I was on a different mission however and headed to the colourful flotilla of fishing vessels at the small harbour on the outskirts of town in order to rent a boat to take me to Indonesia's most famous volcanic peak, the legendary Krakatau. I soon boarded a mini fishing launch with a sewing machine for an outboard motor and we started chugging out over the waves. We stopped briefly at Pulau Sebesi, one of the numerous islands on the four and a half hour voyage to Krakatau and then continued on.

A huge storm blew up and drenched us after half an hour. Water also got into the engine, causing it to grind to a halt until the downpour eased. So there I was, sitting in a glorified canoe drifting miles from anywhere with the rain beating down on me. A precious moment indeed.

Eventually, we arrived on the black sands of Anak Krakatau (Child of Krakatau), the junior volcano that eventually emerged from the depths of the ocean in 1927 after the original beast had exploded into a billion pieces in 1883. The 1883 eruption created a tsunami that killed 30,000 people, sent out a shock wave that circled the Earth seven times and has now passed into global folklore of course.


The island’s security guard, a wizened old soul who looked as if he’d arrived on the scene around the time of the 1883 eruption, informed me that it's perfectly okay to camp on the beaches when the volcano is not active. When it is active however, the beach of a neighbouring island, about 700m away, fills with hippies and TV reporters who watch the light show all night long.

The thick jungle that fringes the picturesque beaches of Anak Krakatau only extends back about 100m before petering out into the ashen slopes of the still smouldering volcano. We climbed up to the last reachable point, about 50m below the ominous, smoking, sulphurous summit and enjoyed the quite breathtaking views of both the volcano itself and the surrounding oceans and islands.


I notice a smashed seismograph near to where I stood. It was a twisted heap of rusting metal and broken glass with a huge volcano ejected boulder lying slap bang in the middle of it. I guess that this shattered device, along with the recent Europe wide volcano air travel debacle, could be said to symbolise how mankind, for all his industry, technology and vitamin enriched, quadcore hubris, is still at the mercy of the larger forces of nature.

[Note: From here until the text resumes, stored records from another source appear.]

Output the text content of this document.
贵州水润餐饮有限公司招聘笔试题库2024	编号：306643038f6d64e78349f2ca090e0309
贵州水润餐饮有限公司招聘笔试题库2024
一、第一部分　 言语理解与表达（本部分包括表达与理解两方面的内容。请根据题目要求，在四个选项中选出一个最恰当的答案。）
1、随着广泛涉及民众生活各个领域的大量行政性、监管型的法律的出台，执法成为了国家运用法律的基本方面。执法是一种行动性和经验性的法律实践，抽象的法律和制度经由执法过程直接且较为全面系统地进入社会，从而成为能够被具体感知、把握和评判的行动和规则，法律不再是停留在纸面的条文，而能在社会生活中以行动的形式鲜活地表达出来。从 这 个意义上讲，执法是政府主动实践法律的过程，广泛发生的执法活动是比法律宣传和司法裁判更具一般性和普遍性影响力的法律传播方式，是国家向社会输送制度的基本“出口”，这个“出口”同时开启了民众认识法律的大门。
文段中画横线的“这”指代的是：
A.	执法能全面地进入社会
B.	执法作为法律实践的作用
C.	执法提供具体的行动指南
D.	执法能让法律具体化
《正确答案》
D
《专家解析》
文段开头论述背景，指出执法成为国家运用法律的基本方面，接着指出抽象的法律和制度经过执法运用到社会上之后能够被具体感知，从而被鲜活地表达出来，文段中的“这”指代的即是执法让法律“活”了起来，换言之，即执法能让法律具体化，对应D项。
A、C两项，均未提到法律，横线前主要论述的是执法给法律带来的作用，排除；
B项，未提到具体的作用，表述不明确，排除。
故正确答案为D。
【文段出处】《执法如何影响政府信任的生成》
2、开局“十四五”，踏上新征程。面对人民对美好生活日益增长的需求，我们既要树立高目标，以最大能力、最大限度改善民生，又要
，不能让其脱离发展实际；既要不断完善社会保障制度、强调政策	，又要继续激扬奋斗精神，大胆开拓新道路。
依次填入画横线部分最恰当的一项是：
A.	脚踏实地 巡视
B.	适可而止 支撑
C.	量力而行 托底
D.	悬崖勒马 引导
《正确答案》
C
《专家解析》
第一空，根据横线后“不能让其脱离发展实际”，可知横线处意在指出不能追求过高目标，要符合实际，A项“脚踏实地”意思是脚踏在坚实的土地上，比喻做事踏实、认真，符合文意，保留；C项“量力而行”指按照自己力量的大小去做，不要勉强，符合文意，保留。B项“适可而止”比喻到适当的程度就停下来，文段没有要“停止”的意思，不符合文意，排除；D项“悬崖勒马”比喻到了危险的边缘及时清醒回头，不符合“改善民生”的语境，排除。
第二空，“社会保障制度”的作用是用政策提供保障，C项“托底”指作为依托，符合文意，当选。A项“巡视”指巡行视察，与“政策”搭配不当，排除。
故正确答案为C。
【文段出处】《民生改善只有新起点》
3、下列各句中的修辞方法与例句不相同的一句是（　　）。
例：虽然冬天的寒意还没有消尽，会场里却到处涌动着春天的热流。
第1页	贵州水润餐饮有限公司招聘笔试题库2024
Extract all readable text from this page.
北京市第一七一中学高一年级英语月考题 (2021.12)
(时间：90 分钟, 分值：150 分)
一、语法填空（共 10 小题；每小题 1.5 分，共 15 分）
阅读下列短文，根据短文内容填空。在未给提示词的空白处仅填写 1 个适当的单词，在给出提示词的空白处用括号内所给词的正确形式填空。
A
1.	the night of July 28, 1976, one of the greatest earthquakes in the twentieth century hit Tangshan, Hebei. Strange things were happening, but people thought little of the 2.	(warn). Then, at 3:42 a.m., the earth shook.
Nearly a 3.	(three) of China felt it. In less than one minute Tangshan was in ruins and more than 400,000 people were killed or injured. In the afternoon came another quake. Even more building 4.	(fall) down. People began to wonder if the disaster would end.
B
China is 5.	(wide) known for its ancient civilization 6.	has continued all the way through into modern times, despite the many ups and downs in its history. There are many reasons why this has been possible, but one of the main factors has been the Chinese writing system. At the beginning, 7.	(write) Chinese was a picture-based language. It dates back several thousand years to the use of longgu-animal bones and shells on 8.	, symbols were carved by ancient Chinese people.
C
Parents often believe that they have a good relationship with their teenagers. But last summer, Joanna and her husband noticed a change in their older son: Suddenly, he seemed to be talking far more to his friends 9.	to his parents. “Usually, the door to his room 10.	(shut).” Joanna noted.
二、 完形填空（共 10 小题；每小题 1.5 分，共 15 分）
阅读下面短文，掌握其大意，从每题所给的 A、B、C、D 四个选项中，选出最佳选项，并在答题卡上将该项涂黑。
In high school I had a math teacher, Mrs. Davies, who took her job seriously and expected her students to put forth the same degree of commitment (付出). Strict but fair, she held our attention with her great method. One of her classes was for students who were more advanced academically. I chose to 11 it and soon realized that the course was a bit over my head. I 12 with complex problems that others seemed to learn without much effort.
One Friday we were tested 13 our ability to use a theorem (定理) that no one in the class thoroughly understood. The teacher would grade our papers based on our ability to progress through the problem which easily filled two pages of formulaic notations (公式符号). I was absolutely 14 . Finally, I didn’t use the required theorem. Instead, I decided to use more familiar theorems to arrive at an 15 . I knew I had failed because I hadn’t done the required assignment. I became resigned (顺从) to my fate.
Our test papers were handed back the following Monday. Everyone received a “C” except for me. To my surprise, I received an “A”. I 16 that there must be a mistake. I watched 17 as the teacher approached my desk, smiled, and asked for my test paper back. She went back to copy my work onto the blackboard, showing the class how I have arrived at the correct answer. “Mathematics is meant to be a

In fact, I recently became aware of a fascinating theory that links the fate of our species very closely with volcanic activity. The 1883 Krakatau eruption, huge as it was, was ultimately peanuts in comparison with some of the mega volcano super eruptions that have occurred throughout geological history. The most recent of these super eruptions spewed forth from the massive volcano crater that now holds the enormous Lake Toba in Sumatra around 70,000 years ago.

This eruption is described by scientists as being, "Mega colossal," and is thought to have caused a decade-long volcanic winter, as well as a 1000 year long, "Cooling episode," over the entire planet. By coincidence, geneticists have discovered that our species, already flourishing at this point, hit a, "Population bottleneck," around (drum roll please) 70,000 years ago.
 

The theory is that the Toba eruption proved so utterly catastrophic to the environment that humanity was reduced to maybe a couple of thousand people before the population re-expanded many years later. DNA evidence shows that we are all much more closely related to each other that we should be, given the age of our species.


So there you have it. We really are all brothers and sisters, and it's all thanks to Indonesia!